MB: What reading, other than poetry, is important to your work as a poet and why?

Vivian Smith: As I said in reply to question 2, I have always read voraciously and widely and  everything I read – from newspapers to billboards – is grist to  the mill.

MB: What is ‘Australian poetry’? Do you see yourself as an ‘Australian’ poet?

Vivian Smith: Australian poetry is poetry written by poets born here or settled here who  are pleased to be called Australian poets. It is not just poetry written about Australia. I am sure that Matt Simpson would not have called himself an Australian poet even though he lived in Tasmania for a time. Is Auden an English or an American poet? Is Peter Porter an English or an Australian poet?

MB: Don Anderson once described Australian poetry as Australia’s only “blood sport”. More recently critics have seen Australian poetry in terms of a “new lyricism” (David McCooey) and “networked language” (Philip Mead). What is the current state of play in Australian poetry? How do you think Australian poetry and discussions about Australian poetry might best develop in the next ten years?

Vivian Smith: I am old enough to have become wary of topics like these, whether academic or journalistic, and I always try to steer clear of them. I can remember when I was very young A.D. Hope wrote a polemical piece about Australian poetry being a “vast geographical cliché”, and over the years I have read any number of opinion pieces: ‘Is Australian writing worth reading’,  ‘Does Australian literature have a future’, and so on. These summaries have their place and significance but they always make me think of all the good writing and writers we have – their intelligence and sensitivity and stylishness – so I reach for my Slessor or Judith Wright or A.D. Hope or think of  Shaw Neilson and Joseph Furphy and Marcus Clarke and of how lucky we are to have writers with qualities like these.
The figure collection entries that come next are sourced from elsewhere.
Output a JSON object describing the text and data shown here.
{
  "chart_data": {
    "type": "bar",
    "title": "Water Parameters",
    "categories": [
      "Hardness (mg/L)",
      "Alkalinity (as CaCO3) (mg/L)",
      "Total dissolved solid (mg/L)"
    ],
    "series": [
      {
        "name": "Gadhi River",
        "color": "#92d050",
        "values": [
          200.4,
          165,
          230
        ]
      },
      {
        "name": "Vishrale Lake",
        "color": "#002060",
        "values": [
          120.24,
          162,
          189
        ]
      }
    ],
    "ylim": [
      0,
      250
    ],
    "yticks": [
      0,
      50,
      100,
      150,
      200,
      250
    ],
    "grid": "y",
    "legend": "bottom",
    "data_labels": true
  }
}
A culture without a living memory is a dead and stagnant thing and there is a danger of getting stuck on an arid present or a bewildering future and forgetting how much we have to be thankful for. I believe that everything in poetry depends on individual talent and that we need to do all we can to foster that talent and not stifle it.

MB: How is poetry relevant or valuable to contemporary society and culture in Australia or at an international level?

Vivian Smith: Poetry matters to poets and devoted poetry readers – and it matters in some countries more than in others – but I don’t think it matters all that much to most of the world, not in the way that painting and music and theatre do. But a good new book adds something to our being and makes us see the world in a new way. It enhances our sense of being alive.